Wigmore Hall
Goldberg
Variations, BWV 988
Mahan Esfahani (harpsichord)
What could be more capable of lightening our darkness on the longest night of the darkest year most of us have
ever known, perhaps even of defending us from some of its perils and dangers, than
the music of Johann Sebastian Bach? Mahan Esfahani’s searching exploration of the
fathomless Goldberg Variations – one of
the few Bach keyboard works of which I stood so much in awe and trepidation that
I never dared touch, let alone learn it – certainly did a great deal to offer
solace and nourishment, intellectual and spiritual.
The Aria, flexible, though
never for the sake of mere flexibility, imparted a fine sense of a storyteller,
a narrator: ‘Once upon a time’, or ‘Es war einmal’. Already, by the second variation,
we heard the truth of Bach’s plan as outlined by Esfahani in his excellent
programme note, by turns scholarly and winningly speculative. The first of ten
groups of variations – genre-piece, virtuous piece, canon – was clearly upon
us, even if we had not yet heard that first canon at the unison. One of the
many strengths of the performance was that that truth related equally to the
work and to its interpretation: not in a bald, formalistic sense, but so as to
liberate the musical imagination. Indeed, the Canone all’Unisono might have been subtitled ‘The Joy of Canon’; for
no one, not even Haydn, does joy better than Bach. (Just think, if you doubt me,
of the opening of the Gloria and Sanctus to the Mass in B minor.)
As the variations unfolded, we
heard lines intertwine, as if they were solo singers in a cantata, or a pair of
oboes or other obbligato instruments. Such connection occasionally had me
speculate about ‘meaning’, but not for too long, lest I miss the ‘purely’

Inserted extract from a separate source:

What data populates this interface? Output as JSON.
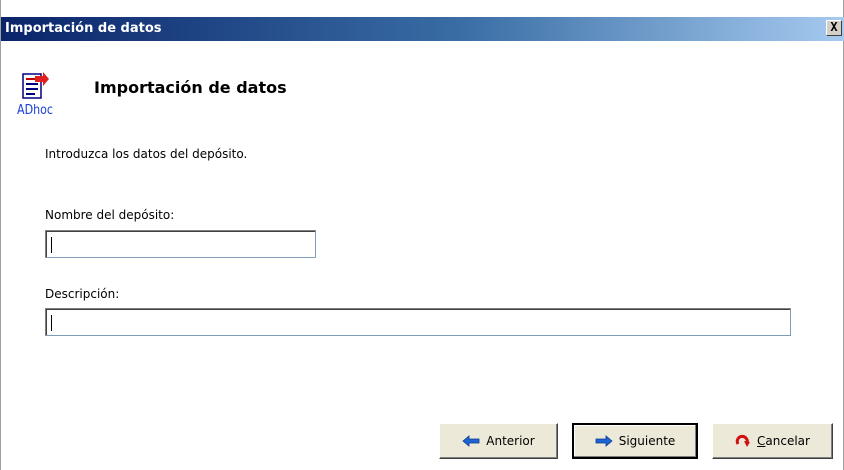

musical drama. Formal, rather than expressive kinship, with Scarlatti’s
keyboard music came to mind too. More than once, I thought of the earlier,
apparently less complex world – relatively speaking – of the Brandenburg Concertos, and indeed of the
later world of Max Reger’s transcriptions of those works. Sometimes, especially
at moments like those, I could have sworn I heard a third hand; I did not see
it though.
Dance rhythms enabled
connections, then: across and beyond the keyboard repertoire. They played an
equally important role structurally, delineating the narrative – and narrative
was very much a strength here, I think – of the performance. So too, though,
did the canonical writing. The Canone
alla quarta spoke with a perfection worthy of Mozart, or perhaps better,
suggested why Bach’s music, although not necessarily this very work, proved so
transformative for the later composer.
And those harmonies! This is
not ‘just’ counterpoint, as if the opposition ever made any sense whatsoever in
Bach, or indeed in most great music… Mozart would surely have relished, just as
Esfahani did, the turns to the minor mode, to his special key of G minor, and the
chromaticism unleashed. The ‘black pearl’, as we shall always know it,
post-Landowska, seemed to renew its mysteries before us. Registration, tempo,
rubato, no one component, nor indeed their combination, seemed quite enough,
splendidly navigated though all those interpretative challenges were, to
explain the alchemy not only heard but experienced. (We must, as the soloist
told us, be active, not passive, as listeners, just as we must be active to
transform the world around us.) A labyrinthine Bach who looked to Berg, a ‘Bach
The Progressive’ in an almost Schoenbergian sense, a ‘Bach The Subjective’ in
an Adornian yet not-Adornian sense: all those and more recomposed the work
before our ears. This heightened, ‘special’ quality was not only apt but
necessary.
Relief thereafter ran through Esfahani’s
fingers – and our hearing of them. Yet soon, a quality of proliferation, reminding
me how much Boulez revered Bach, took on its own, not always relieving life.
There was an almost Brahmsian satisfaction to the ‘Quodlibet’; its good nature
suggested a different musical future, that of Haydn’s sonata forms, which might
initially seem to have eclipsed Bach’s music, but not for long. The return of the
Aria, though, was, quite rightly, both return and nothing of the sort. It
framed, like the return of our tale to the world of the storyteller himself; it
was the same, and yet different. There was here, in Bach’s music, I think, both
a glint and a tear in the eye. ‘Die Zeit,’ as a distinguished lady once
said in not entirely dissimilar mood, ‘die ist ein sonderbar Ding.’